Ferraris, Felonies & Fraud: A look at how executives’ “off-the-job” behavior can predict business outcomes
July 30, 2013
Research shows a minor traffic violation or brief shopping splurge may signal more significance than just a mark on a legal record or charge on a credit card.
CEOs with a legal record and lack of frugality are more likely to perpetrate fraud and oversee a loosely controlled work environment, according to new research by Georgetown University’s McDonough School of Business Assistant Professor Robert Davidson and his co-authors.

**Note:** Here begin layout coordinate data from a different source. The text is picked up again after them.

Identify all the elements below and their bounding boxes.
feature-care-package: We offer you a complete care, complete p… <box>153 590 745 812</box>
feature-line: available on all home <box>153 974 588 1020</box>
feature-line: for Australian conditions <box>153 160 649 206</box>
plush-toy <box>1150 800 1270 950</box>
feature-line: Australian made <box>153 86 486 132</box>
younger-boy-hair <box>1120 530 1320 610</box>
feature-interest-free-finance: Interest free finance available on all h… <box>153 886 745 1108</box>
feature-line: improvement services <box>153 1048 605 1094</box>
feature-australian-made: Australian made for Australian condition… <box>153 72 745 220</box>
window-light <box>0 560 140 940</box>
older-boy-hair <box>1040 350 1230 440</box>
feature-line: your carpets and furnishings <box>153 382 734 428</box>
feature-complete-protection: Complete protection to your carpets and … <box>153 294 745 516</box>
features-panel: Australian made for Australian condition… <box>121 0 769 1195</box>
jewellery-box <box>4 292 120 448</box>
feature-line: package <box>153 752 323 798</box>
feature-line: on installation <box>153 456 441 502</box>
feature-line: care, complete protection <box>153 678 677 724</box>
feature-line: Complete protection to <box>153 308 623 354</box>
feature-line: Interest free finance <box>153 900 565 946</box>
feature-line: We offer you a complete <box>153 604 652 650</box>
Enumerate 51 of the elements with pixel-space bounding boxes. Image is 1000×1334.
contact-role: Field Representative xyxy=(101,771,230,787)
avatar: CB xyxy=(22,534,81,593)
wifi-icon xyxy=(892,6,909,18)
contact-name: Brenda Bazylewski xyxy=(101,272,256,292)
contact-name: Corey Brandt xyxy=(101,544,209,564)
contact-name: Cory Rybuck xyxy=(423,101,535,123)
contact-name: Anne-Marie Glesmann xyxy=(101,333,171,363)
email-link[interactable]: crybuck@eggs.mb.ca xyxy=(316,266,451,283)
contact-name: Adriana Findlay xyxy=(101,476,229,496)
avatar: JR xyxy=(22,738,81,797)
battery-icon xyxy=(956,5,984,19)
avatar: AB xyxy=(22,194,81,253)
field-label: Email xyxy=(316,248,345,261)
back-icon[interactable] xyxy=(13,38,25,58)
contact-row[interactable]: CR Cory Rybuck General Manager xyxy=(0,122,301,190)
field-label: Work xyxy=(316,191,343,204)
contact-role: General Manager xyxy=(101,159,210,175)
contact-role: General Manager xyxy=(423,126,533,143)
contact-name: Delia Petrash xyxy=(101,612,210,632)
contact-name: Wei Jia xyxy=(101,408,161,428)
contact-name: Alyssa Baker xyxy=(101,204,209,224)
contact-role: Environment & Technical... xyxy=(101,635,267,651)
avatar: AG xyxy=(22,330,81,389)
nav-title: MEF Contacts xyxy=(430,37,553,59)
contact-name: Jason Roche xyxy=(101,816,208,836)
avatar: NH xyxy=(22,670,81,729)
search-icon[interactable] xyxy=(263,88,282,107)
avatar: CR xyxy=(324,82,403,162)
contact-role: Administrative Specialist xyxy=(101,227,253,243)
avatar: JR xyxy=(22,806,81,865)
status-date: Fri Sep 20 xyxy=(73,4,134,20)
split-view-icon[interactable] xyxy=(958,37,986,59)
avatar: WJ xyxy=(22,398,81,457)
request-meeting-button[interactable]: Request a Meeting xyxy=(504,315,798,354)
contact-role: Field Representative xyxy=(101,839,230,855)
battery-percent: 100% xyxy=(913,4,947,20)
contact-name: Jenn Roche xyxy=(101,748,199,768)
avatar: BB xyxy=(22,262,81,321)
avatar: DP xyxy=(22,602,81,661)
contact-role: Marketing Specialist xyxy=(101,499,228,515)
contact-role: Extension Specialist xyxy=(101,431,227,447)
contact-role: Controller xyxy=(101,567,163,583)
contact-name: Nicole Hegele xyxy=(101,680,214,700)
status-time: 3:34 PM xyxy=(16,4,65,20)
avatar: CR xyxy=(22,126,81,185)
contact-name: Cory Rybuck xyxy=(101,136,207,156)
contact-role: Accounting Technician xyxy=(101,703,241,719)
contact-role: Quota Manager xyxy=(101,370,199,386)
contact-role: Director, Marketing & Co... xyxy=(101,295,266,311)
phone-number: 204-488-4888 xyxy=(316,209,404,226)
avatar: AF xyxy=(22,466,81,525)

Published in the Journal of Financial Economics, the study "Executives' 'Off-the-Job' Behavior, Corporate Culture and Financial Reporting Risk' examines how legal infractions and ownership of luxury goods are related to the likelihood of future misstated financial statements, including fraud and unintentional material reporting errors amongst executives in corporations.
Referencing previous studies on management, accounting, decision-making, ethics, criminology and psychology, Davidson examined how and why executives' prior behavior outside of the workplace impacts the likelihood of fraud. Using a sample of fraud firms from all SEC AAERs released through June 2010, Davidson determined that factors of fraud included a CEO's age, average total assets, debt-to-equity ratio and excess stock returns.
"While financial reporting errors are unintentional, fraud is intentionally perpetrated by insiders," said Davidson. "This study adds to our understanding of financial reporting risk through an intuitive and intriguing method of examining executives’ off-the-job behavior."
The probability of fraud is higher by approximately 120 percent among firms run by CEOs with a legal record than in firms run by CEOs with a clean record. When observing executives’ legal record, examples of infractions include driving under the influence of alcohol, drug-related charges, domestic violence, reckless behavior, disturbing the peace and traffic violations.
Levels of Frugality
An executives’ level of frugality is implied by the ownership of luxury goods, including real estate, luxury vehicles, boats and motorcycles. Due to similar financial managerial styles, unfrugal CEOs are more likely to hire unfrugral CFOs – creating an environment where financial reporting risk can occur. A more prudent CEO is likely to decrease fraudulent reporting errors, weak board monitoring, equity-based incentives to misreport, hiring of CFOs who lack frugality and the probability of fraud.
Impact on Corporate Culture
It is likely that frugal CEOs without luxury goods will have more control and stronger governance of the work environment. Under this corporate culture, it is more likely that a frugal CFO will be hired with a clean legal record – reducing the opportunities to perpetrate fraud and engage in intentional reporting errors.